Building healthy and positive relationships should be the priority for this Valentines Day, Family Planning says.

Executive Director, Dr Gill Greer says amidst the roses and chocolates, New Zealanders should make sure that they act responsibly and respect themselves and each other.

“Valentines Day can be a lovely day of romance, but we also need to remember to keep ourselves safe and look after each other.”

Dr Greer said if couples were not planning to have a child they needed to be sure they used contraception. Couples starting a new relationship should be honest about their sexual history and always use a condom if there was any possibility of being exposed to a Sexually Transmitted Infection or HIV/AIDS.

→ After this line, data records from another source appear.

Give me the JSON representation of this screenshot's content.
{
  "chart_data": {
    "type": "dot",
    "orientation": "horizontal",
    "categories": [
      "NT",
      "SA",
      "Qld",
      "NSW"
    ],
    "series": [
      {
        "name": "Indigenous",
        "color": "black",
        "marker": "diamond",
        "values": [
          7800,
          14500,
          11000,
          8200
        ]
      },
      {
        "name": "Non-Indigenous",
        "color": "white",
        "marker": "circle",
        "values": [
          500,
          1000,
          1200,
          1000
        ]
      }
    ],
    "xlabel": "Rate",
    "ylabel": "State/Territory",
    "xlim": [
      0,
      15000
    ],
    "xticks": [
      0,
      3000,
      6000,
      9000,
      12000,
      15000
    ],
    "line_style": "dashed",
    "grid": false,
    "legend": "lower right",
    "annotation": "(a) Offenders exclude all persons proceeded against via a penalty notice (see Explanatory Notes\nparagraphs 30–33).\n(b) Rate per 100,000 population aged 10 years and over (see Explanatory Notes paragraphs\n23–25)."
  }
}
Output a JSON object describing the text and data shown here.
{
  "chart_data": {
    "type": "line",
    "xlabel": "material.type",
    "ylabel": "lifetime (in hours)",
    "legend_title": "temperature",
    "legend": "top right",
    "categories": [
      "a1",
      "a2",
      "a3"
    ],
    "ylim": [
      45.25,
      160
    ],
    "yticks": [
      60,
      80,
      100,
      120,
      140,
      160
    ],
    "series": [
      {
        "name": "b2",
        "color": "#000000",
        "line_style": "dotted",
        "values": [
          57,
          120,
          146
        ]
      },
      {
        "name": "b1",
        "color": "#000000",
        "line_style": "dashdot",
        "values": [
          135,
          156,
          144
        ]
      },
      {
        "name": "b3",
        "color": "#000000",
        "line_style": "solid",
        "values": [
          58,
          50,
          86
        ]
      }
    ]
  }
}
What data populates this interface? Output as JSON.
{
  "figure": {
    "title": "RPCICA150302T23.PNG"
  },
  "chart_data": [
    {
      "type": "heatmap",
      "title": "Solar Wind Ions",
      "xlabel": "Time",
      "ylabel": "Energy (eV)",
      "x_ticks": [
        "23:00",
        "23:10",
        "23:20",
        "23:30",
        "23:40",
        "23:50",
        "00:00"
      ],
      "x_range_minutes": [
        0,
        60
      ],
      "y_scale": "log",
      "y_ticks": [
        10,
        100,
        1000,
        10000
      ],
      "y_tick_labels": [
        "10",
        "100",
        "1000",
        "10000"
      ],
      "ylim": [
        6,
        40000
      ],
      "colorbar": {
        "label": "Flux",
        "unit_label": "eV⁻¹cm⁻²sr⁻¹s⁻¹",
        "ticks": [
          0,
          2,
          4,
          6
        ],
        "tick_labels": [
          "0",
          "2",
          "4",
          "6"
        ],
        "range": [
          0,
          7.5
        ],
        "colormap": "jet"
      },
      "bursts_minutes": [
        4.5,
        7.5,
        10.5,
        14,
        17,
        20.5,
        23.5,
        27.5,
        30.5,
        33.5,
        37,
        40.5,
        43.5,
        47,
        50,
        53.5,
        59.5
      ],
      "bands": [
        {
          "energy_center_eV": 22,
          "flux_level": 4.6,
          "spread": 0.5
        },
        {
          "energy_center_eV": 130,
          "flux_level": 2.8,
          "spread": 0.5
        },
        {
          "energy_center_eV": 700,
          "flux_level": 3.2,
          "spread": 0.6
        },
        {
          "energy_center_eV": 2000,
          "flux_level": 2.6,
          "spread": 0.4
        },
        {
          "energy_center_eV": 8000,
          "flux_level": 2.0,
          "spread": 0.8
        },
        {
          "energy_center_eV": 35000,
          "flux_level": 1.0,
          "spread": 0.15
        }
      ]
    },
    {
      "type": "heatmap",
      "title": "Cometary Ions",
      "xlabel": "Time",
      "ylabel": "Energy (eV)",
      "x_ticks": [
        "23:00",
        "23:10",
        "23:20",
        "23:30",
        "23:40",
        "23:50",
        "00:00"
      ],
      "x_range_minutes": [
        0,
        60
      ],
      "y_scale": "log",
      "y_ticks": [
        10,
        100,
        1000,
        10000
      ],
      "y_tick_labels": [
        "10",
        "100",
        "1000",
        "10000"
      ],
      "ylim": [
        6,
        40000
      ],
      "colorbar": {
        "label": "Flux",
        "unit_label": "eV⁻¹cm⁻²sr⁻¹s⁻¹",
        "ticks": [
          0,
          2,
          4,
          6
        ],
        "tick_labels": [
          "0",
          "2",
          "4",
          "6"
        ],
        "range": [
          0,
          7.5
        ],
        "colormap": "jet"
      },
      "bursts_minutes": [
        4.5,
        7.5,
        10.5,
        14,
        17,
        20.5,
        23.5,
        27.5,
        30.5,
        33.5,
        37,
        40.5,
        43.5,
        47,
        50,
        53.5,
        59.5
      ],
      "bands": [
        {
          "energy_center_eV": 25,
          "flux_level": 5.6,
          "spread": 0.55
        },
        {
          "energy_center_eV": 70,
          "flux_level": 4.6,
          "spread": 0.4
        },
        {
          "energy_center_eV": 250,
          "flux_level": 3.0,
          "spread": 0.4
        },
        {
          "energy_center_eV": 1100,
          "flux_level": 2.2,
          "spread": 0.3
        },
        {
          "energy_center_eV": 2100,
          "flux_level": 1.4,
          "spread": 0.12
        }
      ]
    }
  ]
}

“Some people say Family Planning should be teaching abstinence-only sexuality programmes - and while abstinence and delay are part of our teaching – unfortunately telling young people to ‘just say no’ is not enough.”

“Young people need objective and accurate information and access to services so they can make the best decisions for themselves. Research tells us young people are more likely to delay having sex until they are older if they have information about sex and sexuality issues.”

Dr Greer said Family Planning educators had a number of activities planned ahead of Valentines Day. Heart Art chalk drawing is planned in some centres and educators will be working with young people encouraging them to think about healthy and positive relationships and translate that to pavement art.

A Valentines Day billboard has also been put up on 11 sites around New Zealand by FPA. The image is of a long stemmed rose made from condom wrappers and the tagline is “he loves me, he loves me not. He loves me!” This campaign has been supported by Durex.

The billboards are in Auckland, Ruakaka, Hamilton, Waipawa, Wellington and Christchurch.